UniversalDependencies / UD_German-GSD

Other
18 stars 5 forks source link

Lemmatization of ordinal numbers #24

Closed yolpsoftware closed 2 years ago

yolpsoftware commented 2 years ago

There seem to be some inconsistencies in the handling of ordinal numbers. Some ordinal numbers are lemmatized as an adverb with the period (word="21.", lemma="21.", pos=ADV), some as an adverb without the period (word="21.", lemma="21", pos=ADV), and some split the number and the period, treating them as NUM and PUNCT. Just looking at the "dev" dataset:

Furthermore, the days of months situation is IMHO very similar to the English case:

Am 27. Mai On May 27th

so I would expect them to have the same treatment. Both are dates, and in both cases, the day is an ordinal number meaning "the 27th day of May".

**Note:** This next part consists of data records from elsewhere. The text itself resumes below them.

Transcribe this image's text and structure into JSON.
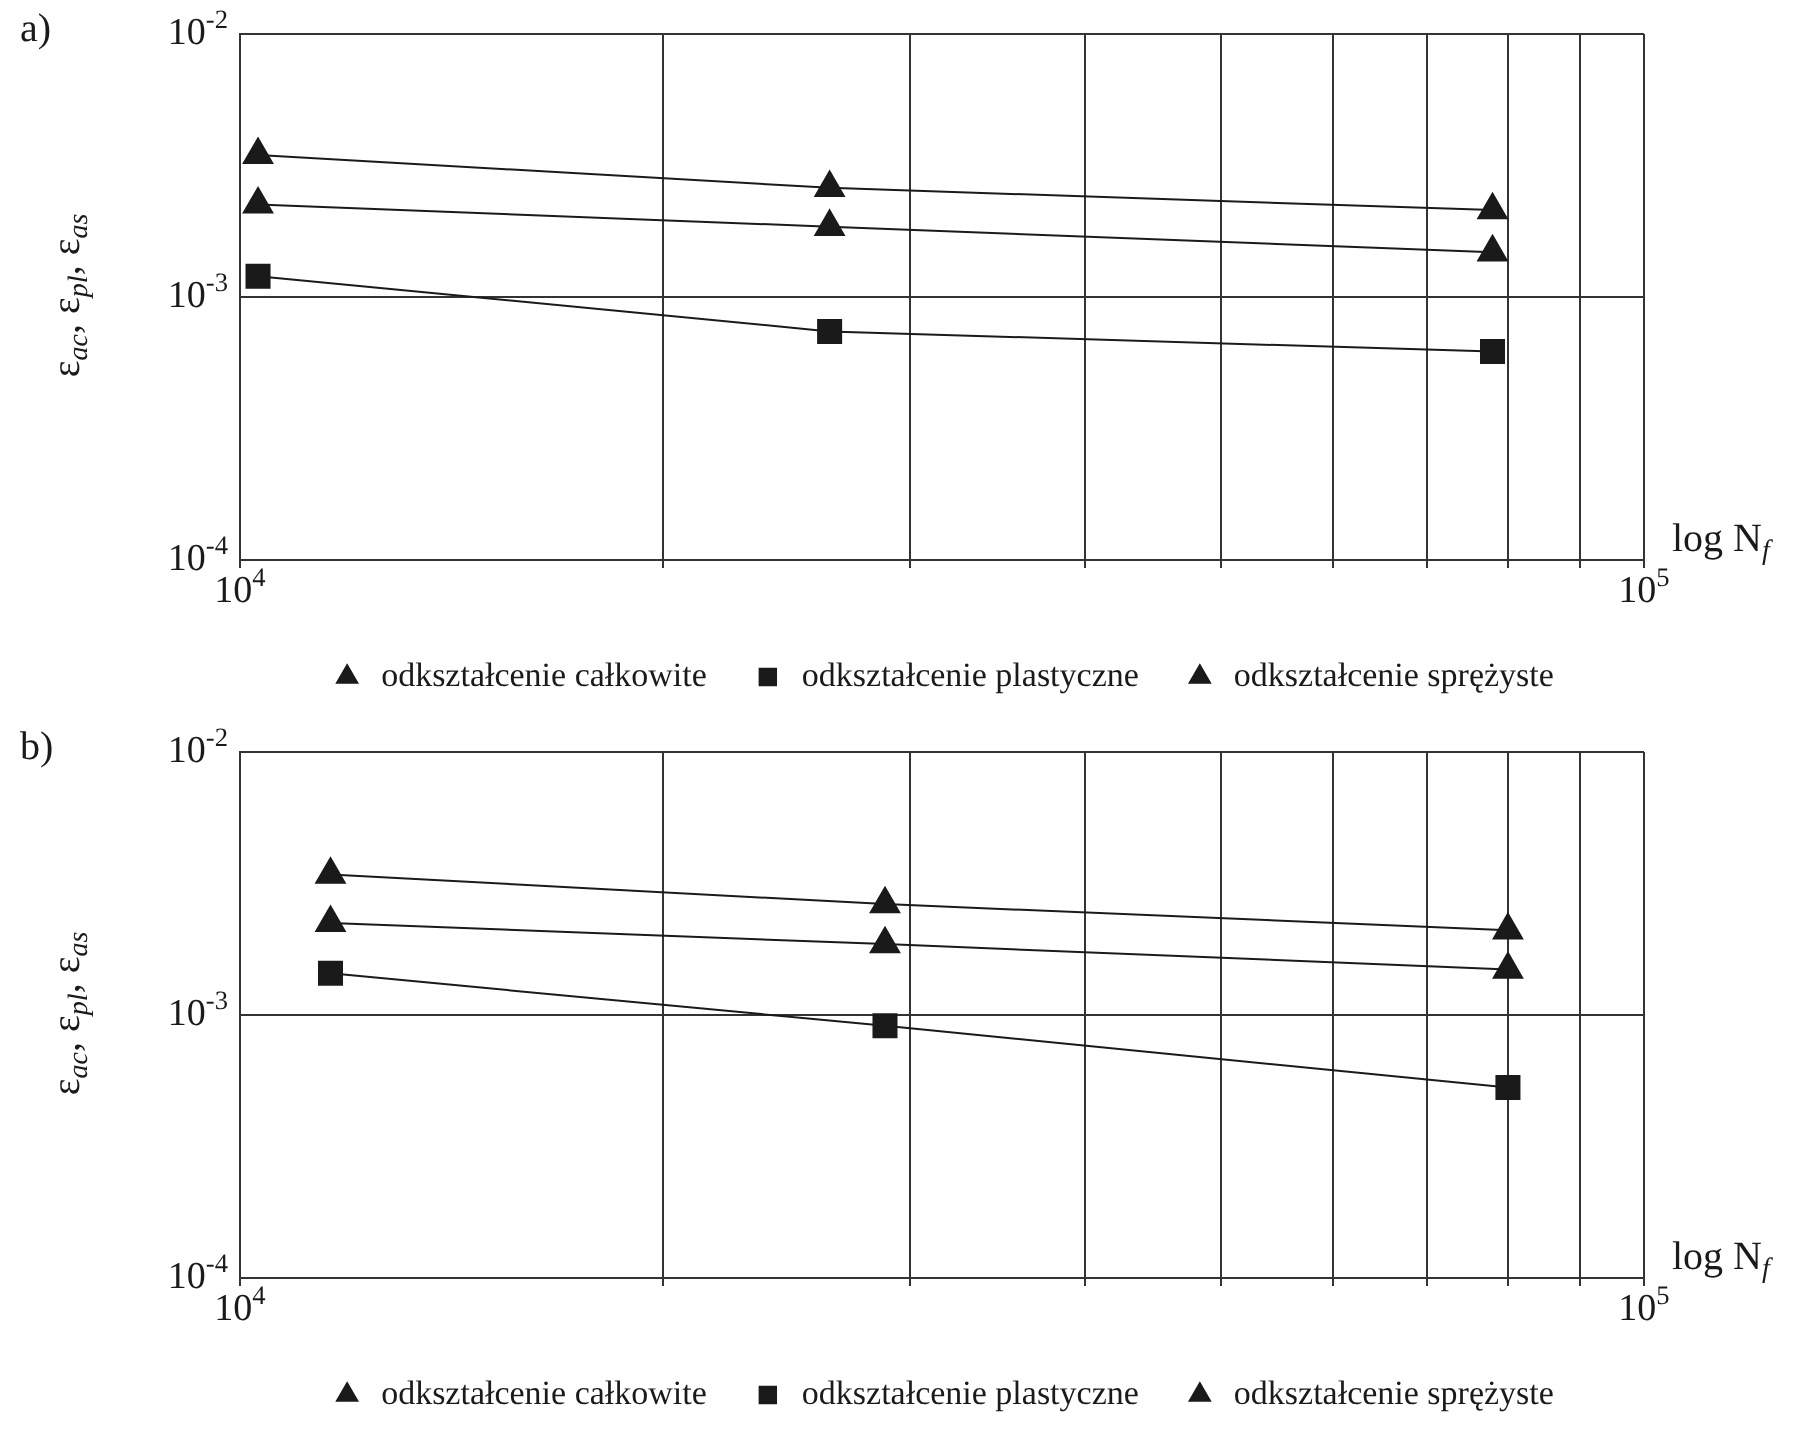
{
  "chart_data": [
    {
      "type": "line",
      "title": "a)",
      "xlabel": "log N$_{f}$",
      "ylabel": "ε$_{ac}$, ε$_{pl}$, ε$_{as}$",
      "log": "xy",
      "grid": true,
      "legend": "bottom",
      "xlim": [
        10000,
        100000
      ],
      "ylim": [
        0.0001,
        0.01
      ],
      "xticks": [
        {
          "value": 10000,
          "label": "10$^{4}$"
        },
        {
          "value": 20000,
          "label": null
        },
        {
          "value": 30000,
          "label": null
        },
        {
          "value": 40000,
          "label": null
        },
        {
          "value": 50000,
          "label": null
        },
        {
          "value": 60000,
          "label": null
        },
        {
          "value": 70000,
          "label": null
        },
        {
          "value": 80000,
          "label": null
        },
        {
          "value": 90000,
          "label": null
        },
        {
          "value": 100000,
          "label": "10$^{5}$"
        }
      ],
      "yticks": [
        {
          "value": 0.0001,
          "label": "10$^{-4}$"
        },
        {
          "value": 0.001,
          "label": "10$^{-3}$"
        },
        {
          "value": 0.01,
          "label": "10$^{-2}$"
        }
      ],
      "series": [
        {
          "name": "odkształcenie całkowite",
          "color": "#1a1a1a",
          "marker": "triangle",
          "x": [
            10300,
            26300,
            78000
          ],
          "values": [
            0.00347,
            0.0026,
            0.00214
          ]
        },
        {
          "name": "odkształcenie plastyczne",
          "color": "#1a1a1a",
          "marker": "square",
          "x": [
            10300,
            26300,
            78000
          ],
          "values": [
            0.0012,
            0.00074,
            0.00062
          ]
        },
        {
          "name": "odkształcenie sprężyste",
          "color": "#1a1a1a",
          "marker": "triangle",
          "x": [
            10300,
            26300,
            78000
          ],
          "values": [
            0.00225,
            0.00185,
            0.00148
          ]
        }
      ]
    },
    {
      "type": "line",
      "title": "b)",
      "xlabel": "log N$_{f}$",
      "ylabel": "ε$_{ac}$, ε$_{pl}$, ε$_{as}$",
      "log": "xy",
      "grid": true,
      "legend": "bottom",
      "xlim": [
        10000,
        100000
      ],
      "ylim": [
        0.0001,
        0.01
      ],
      "xticks": [
        {
          "value": 10000,
          "label": "10$^{4}$"
        },
        {
          "value": 20000,
          "label": null
        },
        {
          "value": 30000,
          "label": null
        },
        {
          "value": 40000,
          "label": null
        },
        {
          "value": 50000,
          "label": null
        },
        {
          "value": 60000,
          "label": null
        },
        {
          "value": 70000,
          "label": null
        },
        {
          "value": 80000,
          "label": null
        },
        {
          "value": 90000,
          "label": null
        },
        {
          "value": 100000,
          "label": "10$^{5}$"
        }
      ],
      "yticks": [
        {
          "value": 0.0001,
          "label": "10$^{-4}$"
        },
        {
          "value": 0.001,
          "label": "10$^{-3}$"
        },
        {
          "value": 0.01,
          "label": "10$^{-2}$"
        }
      ],
      "series": [
        {
          "name": "odkształcenie całkowite",
          "color": "#1a1a1a",
          "marker": "triangle",
          "x": [
            11600,
            28800,
            80000
          ],
          "values": [
            0.00342,
            0.00264,
            0.0021
          ]
        },
        {
          "name": "odkształcenie plastyczne",
          "color": "#1a1a1a",
          "marker": "square",
          "x": [
            11600,
            28800,
            80000
          ],
          "values": [
            0.00144,
            0.00091,
            0.00053
          ]
        },
        {
          "name": "odkształcenie sprężyste",
          "color": "#1a1a1a",
          "marker": "triangle",
          "x": [
            11600,
            28800,
            80000
          ],
          "values": [
            0.00224,
            0.00186,
            0.00149
          ]
        }
      ]
    }
  ]
}
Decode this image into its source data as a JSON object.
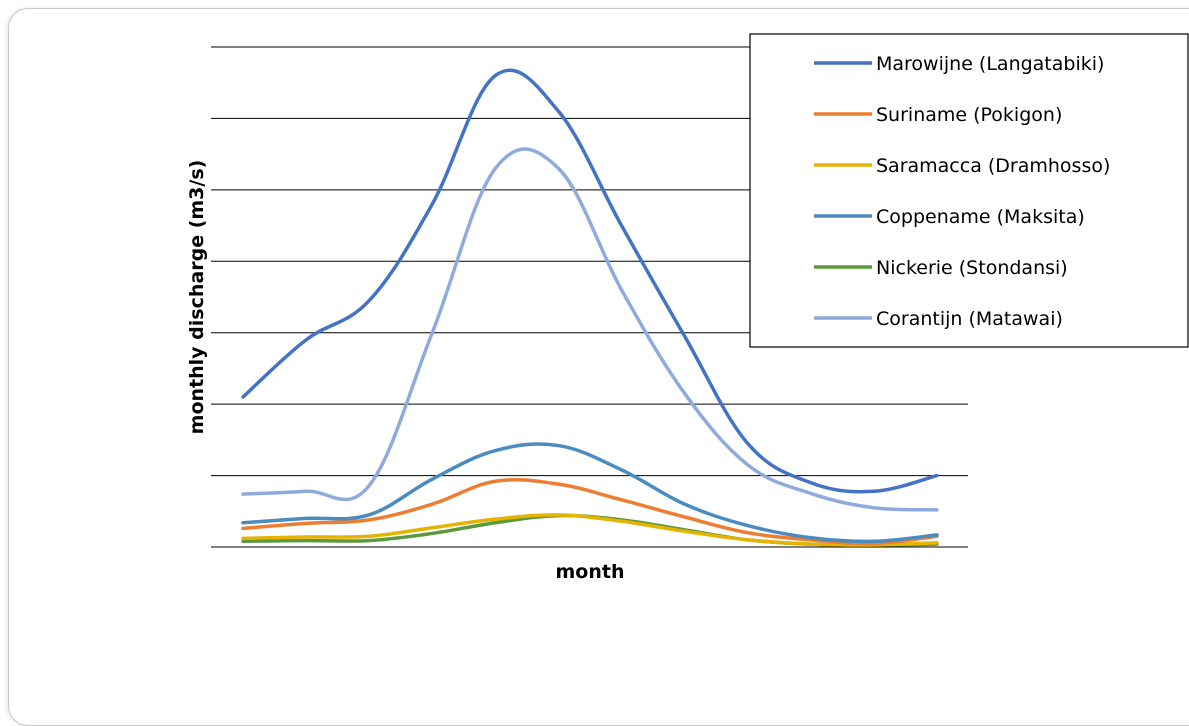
{
  "chart_data": {
    "type": "line",
    "title": "",
    "xlabel": "month",
    "ylabel": "monthly discharge (m3/s)",
    "tick_labels_shown": false,
    "grid": true,
    "gridline_count": 8,
    "legend_position": "top-right",
    "x": [
      1,
      2,
      3,
      4,
      5,
      6,
      7,
      8,
      9,
      10,
      11,
      12
    ],
    "series": [
      {
        "name": "Marowijne (Langatabiki)",
        "color": "#4472C4",
        "values": [
          2.1,
          2.9,
          3.45,
          4.8,
          6.6,
          6.1,
          4.5,
          2.95,
          1.45,
          0.9,
          0.78,
          1.0
        ]
      },
      {
        "name": "Suriname (Pokigon)",
        "color": "#ED7D31",
        "values": [
          0.26,
          0.33,
          0.38,
          0.6,
          0.92,
          0.88,
          0.66,
          0.42,
          0.2,
          0.1,
          0.05,
          0.15
        ]
      },
      {
        "name": "Saramacca (Dramhosso)",
        "color": "#E6B400",
        "values": [
          0.12,
          0.14,
          0.15,
          0.27,
          0.39,
          0.45,
          0.36,
          0.22,
          0.1,
          0.04,
          0.03,
          0.06
        ]
      },
      {
        "name": "Coppename (Maksita)",
        "color": "#4A8BC0",
        "values": [
          0.34,
          0.4,
          0.45,
          0.95,
          1.35,
          1.42,
          1.08,
          0.6,
          0.3,
          0.13,
          0.08,
          0.17
        ]
      },
      {
        "name": "Nickerie (Stondansi)",
        "color": "#5B9A3C",
        "values": [
          0.08,
          0.09,
          0.09,
          0.19,
          0.34,
          0.44,
          0.38,
          0.24,
          0.1,
          0.04,
          0.03,
          0.04
        ]
      },
      {
        "name": "Corantijn (Matawai)",
        "color": "#8FAADC",
        "values": [
          0.74,
          0.78,
          0.86,
          3.0,
          5.3,
          5.3,
          3.6,
          2.15,
          1.15,
          0.75,
          0.55,
          0.52
        ]
      }
    ],
    "ylim": [
      0,
      7
    ]
  }
}
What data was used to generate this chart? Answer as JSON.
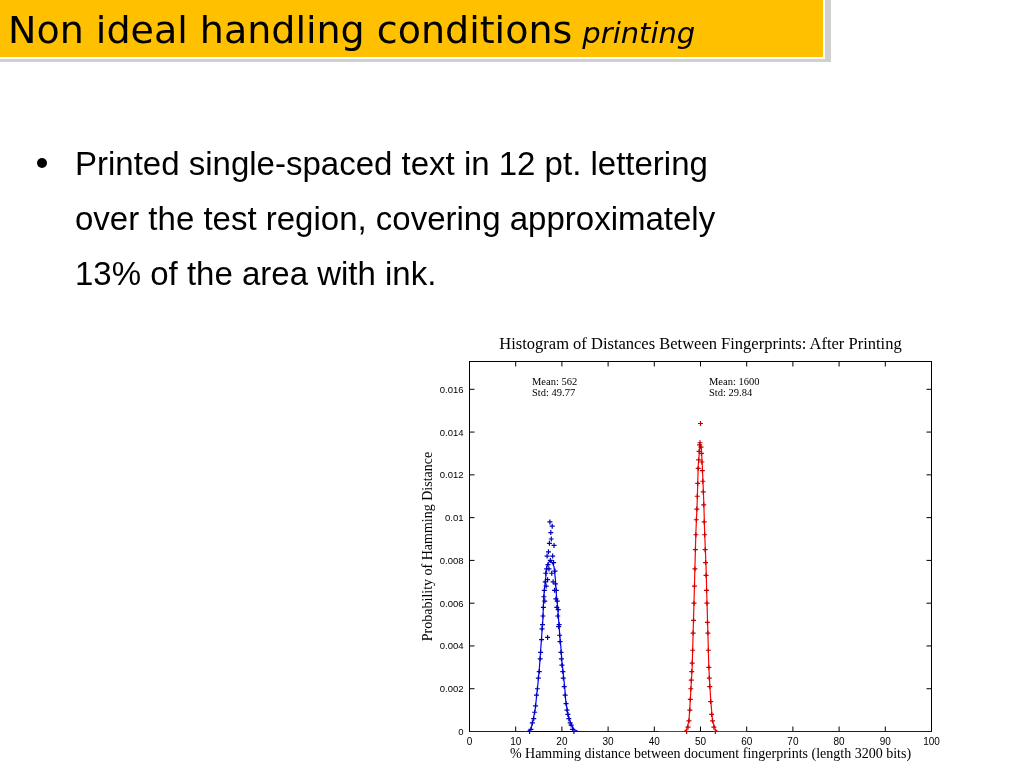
{
  "chart_data": {
    "type": "scatter",
    "title": "Non ideal handling conditions printing",
    "subtitle": "Histogram of Distances Between Fingerprints: After Printing",
    "xlabel": "% Hamming distance between document fingerprints (length 3200 bits)",
    "ylabel": "Probability of Hamming Distance",
    "annotations": [
      "Printed single-spaced text in 12 pt. lettering over the test region, covering approximately 13% of the area with ink.",
      "Mean: 562",
      "Std: 49.77",
      "Mean: 1600",
      "Std: 29.84"
    ],
    "xlim": [
      0,
      100
    ],
    "xticks": [
      0,
      10,
      20,
      30,
      40,
      50,
      60,
      70,
      80,
      90,
      100
    ],
    "ylim": [
      0,
      0.0173
    ],
    "yticks": [
      0,
      0.002,
      0.004,
      0.006,
      0.008,
      0.01,
      0.012,
      0.014,
      0.016
    ],
    "series": [
      {
        "type": "line",
        "color": "#0000ff",
        "x": [
          0,
          12.5,
          13.3,
          13.7,
          14.2,
          14.5,
          14.8,
          15.1,
          15.3,
          15.5,
          15.7,
          15.9,
          16.0,
          16.2,
          16.5,
          16.7,
          17.1,
          17.5,
          17.9,
          18.3,
          18.6,
          18.8,
          19.1,
          19.3,
          19.5,
          19.8,
          20.0,
          20.3,
          20.6,
          20.8,
          21.3,
          21.9,
          22.6,
          23.5,
          100
        ],
        "values": [
          0,
          0,
          0.0001,
          0.0005,
          0.001,
          0.0016,
          0.0022,
          0.0029,
          0.0035,
          0.0041,
          0.0047,
          0.0053,
          0.006,
          0.0066,
          0.0072,
          0.0077,
          0.0079,
          0.008,
          0.0079,
          0.0077,
          0.0071,
          0.0064,
          0.0058,
          0.0052,
          0.0046,
          0.0039,
          0.0033,
          0.0027,
          0.0021,
          0.0015,
          0.0008,
          0.0004,
          0.0001,
          0,
          0
        ]
      },
      {
        "type": "line",
        "color": "#ff0000",
        "x": [
          41,
          46.5,
          47.0,
          47.5,
          47.8,
          48.2,
          48.4,
          48.6,
          48.8,
          49.0,
          49.3,
          49.5,
          49.8,
          50.0,
          50.2,
          50.4,
          50.7,
          50.9,
          51.2,
          51.4,
          51.6,
          51.8,
          52.2,
          52.6,
          53.2,
          53.7,
          60
        ],
        "values": [
          0,
          0,
          0.0001,
          0.0005,
          0.0015,
          0.003,
          0.0046,
          0.0061,
          0.0077,
          0.0093,
          0.0108,
          0.0124,
          0.0132,
          0.0134,
          0.0132,
          0.0124,
          0.0108,
          0.0093,
          0.0077,
          0.0061,
          0.0046,
          0.003,
          0.0015,
          0.0005,
          0.0001,
          0,
          0
        ]
      },
      {
        "color": "#0000b4",
        "marker": "cross",
        "x": [
          13.0,
          13.3,
          13.6,
          13.9,
          14.1,
          14.3,
          14.5,
          14.7,
          14.9,
          15.1,
          15.3,
          15.4,
          15.6,
          15.7,
          15.8,
          15.9,
          16.0,
          16.1,
          16.2,
          16.3,
          16.4,
          16.5,
          16.6,
          16.7,
          16.8,
          16.9,
          16.9,
          17.0,
          17.1,
          17.2,
          17.3,
          17.4,
          17.5,
          17.6,
          17.7,
          17.8,
          17.9,
          18.0,
          18.1,
          18.2,
          18.3,
          18.4,
          18.5,
          18.6,
          18.7,
          18.8,
          18.9,
          19.0,
          19.1,
          19.2,
          19.3,
          19.4,
          19.5,
          19.6,
          19.8,
          19.9,
          20.0,
          20.2,
          20.3,
          20.5,
          20.7,
          20.9,
          21.1,
          21.3,
          21.5,
          21.8,
          22.0,
          22.3,
          22.6
        ],
        "values": [
          0.0,
          0.0001,
          0.0004,
          0.0006,
          0.0009,
          0.0012,
          0.0017,
          0.002,
          0.0025,
          0.0028,
          0.0034,
          0.0037,
          0.0043,
          0.0048,
          0.005,
          0.0054,
          0.0058,
          0.0063,
          0.0066,
          0.0061,
          0.007,
          0.0074,
          0.0068,
          0.0076,
          0.0082,
          0.0071,
          0.0044,
          0.0078,
          0.0084,
          0.0076,
          0.0088,
          0.0098,
          0.008,
          0.0093,
          0.009,
          0.0074,
          0.0096,
          0.0082,
          0.007,
          0.0079,
          0.0087,
          0.0066,
          0.0075,
          0.0069,
          0.0062,
          0.0066,
          0.0058,
          0.0061,
          0.0054,
          0.0057,
          0.0049,
          0.005,
          0.0045,
          0.0042,
          0.0037,
          0.0034,
          0.0031,
          0.0028,
          0.0025,
          0.0021,
          0.0017,
          0.0013,
          0.001,
          0.0008,
          0.0006,
          0.0004,
          0.0003,
          0.0001,
          0.0
        ]
      },
      {
        "color": "#c80000",
        "marker": "cross",
        "x": [
          47.0,
          47.3,
          47.5,
          47.7,
          47.8,
          47.9,
          48.0,
          48.1,
          48.2,
          48.3,
          48.4,
          48.5,
          48.6,
          48.7,
          48.8,
          48.9,
          49.0,
          49.1,
          49.2,
          49.3,
          49.4,
          49.5,
          49.6,
          49.7,
          49.8,
          49.9,
          50.0,
          50.1,
          50.2,
          50.3,
          50.4,
          50.5,
          50.6,
          50.7,
          50.8,
          50.9,
          51.0,
          51.1,
          51.2,
          51.3,
          51.4,
          51.5,
          51.6,
          51.7,
          51.8,
          51.9,
          52.0,
          52.2,
          52.4,
          52.6,
          52.9,
          53.2
        ],
        "values": [
          0.0,
          0.0002,
          0.0005,
          0.001,
          0.0015,
          0.002,
          0.0024,
          0.0028,
          0.0032,
          0.0038,
          0.0046,
          0.0052,
          0.006,
          0.0068,
          0.0076,
          0.0085,
          0.0092,
          0.0099,
          0.0104,
          0.011,
          0.0116,
          0.0123,
          0.0127,
          0.0131,
          0.0134,
          0.0135,
          0.0144,
          0.0133,
          0.013,
          0.0126,
          0.0122,
          0.0117,
          0.0112,
          0.0106,
          0.0098,
          0.0092,
          0.0085,
          0.0079,
          0.0073,
          0.0066,
          0.006,
          0.0051,
          0.0046,
          0.0038,
          0.003,
          0.0025,
          0.0021,
          0.0014,
          0.0008,
          0.0005,
          0.0002,
          0.0
        ]
      }
    ]
  }
}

However, in the following English dataset, days of months seem to be lemmatized consistently as NOUN (just search the dataset for "1st", "2nd", "3rd" etc.):

https://raw.githubusercontent.com/UniversalDependencies/UD_English-EWT/master/en_ewt-ud-dev.conllu

Examples:

I was on vacation from October 4th to October 19th and I didn't submit my timesheet yet. My boyfriend's birthday is November 22nd and we are going to Del Frisco's for dinner. Just to let you all know Matt has confirmed the booking for 3rd Dec i s OK.

Shouldn't the German day-of-month ordinal numbers be treated as nouns too? What's the difference to the English case?

dan-zeman commented 2 years ago

Shouldn't the German day-of-month ordinal numbers be treated as nouns too? What's the difference to the English case?

They should be treated similarly. However, the current annotation in English is wrong. They are definitely not nouns. Ordinal numerals are generally tagged as adjectives, with the additional feature NumType=Ord (see ADJ).

The inconsistencies in German should now be fixed in the dev branch. The fixes will be propagated to the next UD release.